La municipalité va se doter de nouvelles caméras au Champ-de-Manœuvre.

Michel Bonnefond, adjoint à la sécurité, montre le dôme de vidéosurveillance, installé au coin
de l'école Julie-Victoire-Daubié. (PHOTO Tadeusz Kluba/ « sud ouest »)

La vidéo surveillance n'est pas une nouveauté à Soyaux. « Cela doit faire trois ans que nous avons installé des caméras du côté de l'Espace Matisse et dans la rue Romain-Rolland où il y avait pas mal de problèmes : des dégradations de bâtiments, de voitures, des bagarres », rappelle Michel Bonnefond, l'adjoint à la sécurité.

Un équipement dont la municipalité a, visiblement, toutes les raisons de se réjouir. « Depuis, je peux vous dire qu'il n'y a plus eu un seul incident », garantit l'adjoint. D'autres ont été installées sur l'école Julie-Victoire-Daubié à l'entrée du Champ-de-Manœuvre, « ainsi qu'un dôme qui surveille les rues adjacentes », ajoute Michel Bonnefond. Une douzaine est ainsi déjà recensée.

Espaces publics et privés

Et ce n'est pas fini, puisque c'est encore de caméras de surveillance dont on va parler lors du Conseil municipal, vendredi. Six nouvelles vont tomber dans le giron de la Ville. Quatre sont installées aux angles de la nouvelle galerie marchande, deux autres sur la supérette. « Elles appartiennent à la société Epareca. Par le biais d'une convention, elle va les mettre à la disposition de la commune. » L'objectif est de surveiller l'espace public (place Rousseau, rue Ravel, boulevard Auriol et boulevard Blum) et l'entrée des commerces.

Ce plan comprend également l'installation de cinq caméras autour du pôle culturel et associatif en cours de construction, d'autres encore protégeront les extérieurs du centre de loisirs Gulliver, l'espace jeunesse Jean-Macé et la Maison aux mille et une facettes. Enfin, un « espion vidéo » mis en place sur l'immeuble H, appartenant à Logelia, « avec son accord », surveillera le secteur de la chaufferie collective, « qui est aussi une zone particulièrement sensible », souligne Michel Bonnefond.

Mais l'espace public n'est pas le seul concerné par cette opération. Dans le souci « de protéger le personnel et les publics », la surveillance vidéo verra aussi le jour dans les lieux publics et autres bâtiments municipaux : la mairie, la maire annexe, le pôle enfance, le hall d'accueil de l'espace Gulliver et celui de l'espace Jean-Macé…

« Pour que tout soit cohérent, il fallait que l'ensemble de la surveillance soit mis en réseau. Les images seront centralisées au poste de police municipale. Pour cela, nous allons profiter du passage de la fibre optique.

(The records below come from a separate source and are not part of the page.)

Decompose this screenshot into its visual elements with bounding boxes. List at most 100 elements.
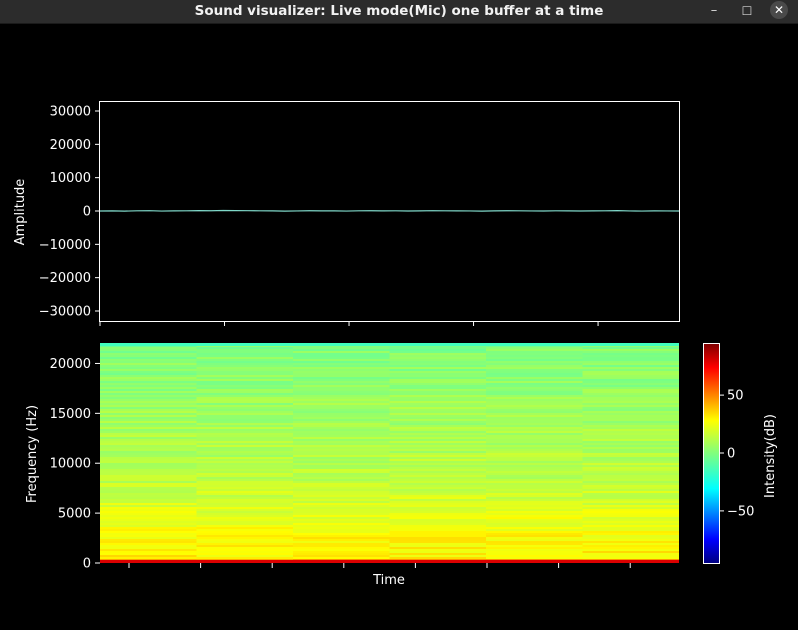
spectrogram-cell xyxy=(486,499,584,502)
spectrogram-cell xyxy=(486,429,584,432)
spectrogram-cell xyxy=(389,551,487,554)
spectrogram-cell xyxy=(389,543,487,546)
spectrogram-cell xyxy=(293,451,391,454)
spectrogram-cell xyxy=(389,449,487,452)
spectrogram-cell xyxy=(582,449,679,452)
spectrogram-cell xyxy=(100,363,198,366)
spectrogram-cell xyxy=(389,427,487,430)
spectrogram-cell xyxy=(389,481,487,484)
spectrogram-cell xyxy=(582,459,679,462)
spectrogram-cell xyxy=(582,507,679,510)
spectrogram-cell xyxy=(389,371,487,374)
spectrogram-cell xyxy=(486,547,584,550)
spectrogram-cell xyxy=(293,399,391,402)
spectrogram-cell xyxy=(389,479,487,482)
spectrogram-cell xyxy=(196,477,294,480)
spectrogram-cell xyxy=(486,537,584,540)
spectrogram-cell xyxy=(100,387,198,390)
spectrogram-cell xyxy=(389,475,487,478)
spectrogram-cell xyxy=(196,485,294,488)
spectrogram-cell xyxy=(582,539,679,542)
spectrogram-cell xyxy=(293,459,391,462)
spectrogram-cell xyxy=(196,425,294,428)
spectrogram-cell xyxy=(293,395,391,398)
spectrogram-cell xyxy=(486,409,584,412)
spectrogram-cell xyxy=(100,451,198,454)
spectrogram-cell xyxy=(582,473,679,476)
spectrogram-cell xyxy=(389,425,487,428)
spectrogram-cell xyxy=(100,413,198,416)
spectrogram-cell xyxy=(486,449,584,452)
spectrogram-cell xyxy=(293,379,391,382)
spectrogram-cell xyxy=(582,545,679,548)
spectrogram-cell xyxy=(196,487,294,490)
spectrogram-cell xyxy=(196,449,294,452)
spectrogram-cell xyxy=(293,375,391,378)
spectrogram-cell xyxy=(582,399,679,402)
spectrogram-cell xyxy=(293,391,391,394)
spectrogram-cell xyxy=(389,453,487,456)
spectrogram-cell xyxy=(196,359,294,362)
spectrogram-cell xyxy=(100,475,198,478)
spectrogram-ytick-label: 0 xyxy=(83,557,91,572)
spectrogram-cell xyxy=(389,455,487,458)
spectrogram-cell xyxy=(100,349,198,352)
spectrogram-cell xyxy=(486,397,584,400)
spectrogram-cell xyxy=(293,549,391,552)
spectrogram-cell xyxy=(100,381,198,384)
spectrogram-cell xyxy=(293,493,391,496)
spectrogram-cell xyxy=(389,387,487,390)
spectrogram-cell xyxy=(293,547,391,550)
close-icon[interactable]: ✕ xyxy=(770,1,788,19)
spectrogram-cell xyxy=(100,405,198,408)
spectrogram-cell xyxy=(293,417,391,420)
spectrogram-cell xyxy=(582,555,679,558)
spectrogram-cell xyxy=(293,373,391,376)
spectrogram-cell xyxy=(196,525,294,528)
spectrogram-cell xyxy=(582,517,679,520)
spectrogram-cell xyxy=(293,369,391,372)
spectrogram-cell xyxy=(196,361,294,364)
spectrogram-cell xyxy=(100,511,198,514)
spectrogram-cell xyxy=(389,411,487,414)
spectrogram-cell xyxy=(389,399,487,402)
spectrogram-cell xyxy=(389,529,487,532)
spectrogram-cell xyxy=(486,551,584,554)
spectrogram-cell xyxy=(582,467,679,470)
spectrogram-cell xyxy=(389,523,487,526)
spectrogram-cell xyxy=(293,377,391,380)
spectrogram-cell xyxy=(196,423,294,426)
spectrogram-cell xyxy=(293,481,391,484)
spectrogram-cell xyxy=(100,439,198,442)
minimize-icon[interactable]: – xyxy=(704,1,724,21)
maximize-icon[interactable]: ☐ xyxy=(737,1,757,21)
spectrogram-cell xyxy=(100,457,198,460)
spectrogram-cell xyxy=(100,419,198,422)
spectrogram-cell xyxy=(100,367,198,370)
spectrogram-cell xyxy=(582,479,679,482)
spectrogram-cell xyxy=(389,389,487,392)
spectrogram-cell xyxy=(389,517,487,520)
spectrogram-cell xyxy=(389,445,487,448)
spectrogram-cell xyxy=(486,503,584,506)
spectrogram-cell xyxy=(486,361,584,364)
spectrogram-cell xyxy=(582,419,679,422)
spectrogram-cell xyxy=(486,447,584,450)
spectrogram-cell xyxy=(582,503,679,506)
spectrogram-cell xyxy=(486,495,584,498)
spectrogram-cell xyxy=(582,351,679,354)
spectrogram-cell xyxy=(100,359,198,362)
spectrogram-cell xyxy=(293,411,391,414)
spectrogram-cell xyxy=(100,549,198,552)
spectrogram-cell xyxy=(389,469,487,472)
spectrogram-cell xyxy=(196,541,294,544)
spectrogram-cell xyxy=(582,527,679,530)
spectrogram-cell xyxy=(486,355,584,358)
spectrogram-cell xyxy=(486,387,584,390)
spectrogram-cell xyxy=(389,441,487,444)
spectrogram-cell xyxy=(582,359,679,362)
spectrogram-cell xyxy=(486,511,584,514)
spectrogram-cell xyxy=(389,385,487,388)
spectrogram-cell xyxy=(389,375,487,378)
spectrogram-cell xyxy=(293,433,391,436)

Jusqu'à présent, nous étions en réseau hertzien, mais nous connaissons des problèmes de saturation. »

Un moyen de dissuasion

Soyaux est la seule commune du département à s'être engagée dans la surveillance vidéo. Les élus n'ont-ils pas l'impression d'en faire un peu trop ? Genre : « Georges Orwell en a rêvé, Soyaux l'a fait. » « C'est un équipement a minima. Soyaux, ce n'est pas le Bronx », tempère Michel Bonnefond. L'adjoint rejette d'un revers de manche vigoureux l'idée d'avoir donné naissance à « Big Brother » dans la cité sojaldicienne. « Je suis un Voltairien, un farouche défenseur des libertés », argue-t-il. Mais c'est bien connu, la liberté des uns s'arrête où commence celle des autres. « Cette surveillance correspond à une demande des habitants de se sentir en sécurité », appuie l'adjoint.

Lequel réfute dans le même mouvement l'idée de stigmatiser le quartier sensible du Champ-de-Manœuvre. « S'il y avait des soucis ailleurs, on mettrait également des caméras. » L'objectif, selon Michel Bonnefond, est de faire de la prévention - « encore une fois, cela a fait ses preuves ailleurs. Le système est dissuasif » - pas de mettre une population sous surveillance. « Seul l'espace public sera concerné, il n'est pas question d'aller voir ce qui se passe chez les gens. De même, il n'est pas question de regarder les films en permanence. Mais simplement de pouvoir dire à un délinquant, vous avez fait ça tel jour à telle heure. »

Les images seront conservées trente jours au maximum. « Seuls les policiers, le maire et moi -même pourront les voir », assure Michel Bonnefond.

Le coût de l'ensemble des caméras s'élève à environ 80 000 €, auxquels s'ajoutent 19 000 € pour la connexion à la fibre optique et 8 500 € de frais de fonctionnement annuels.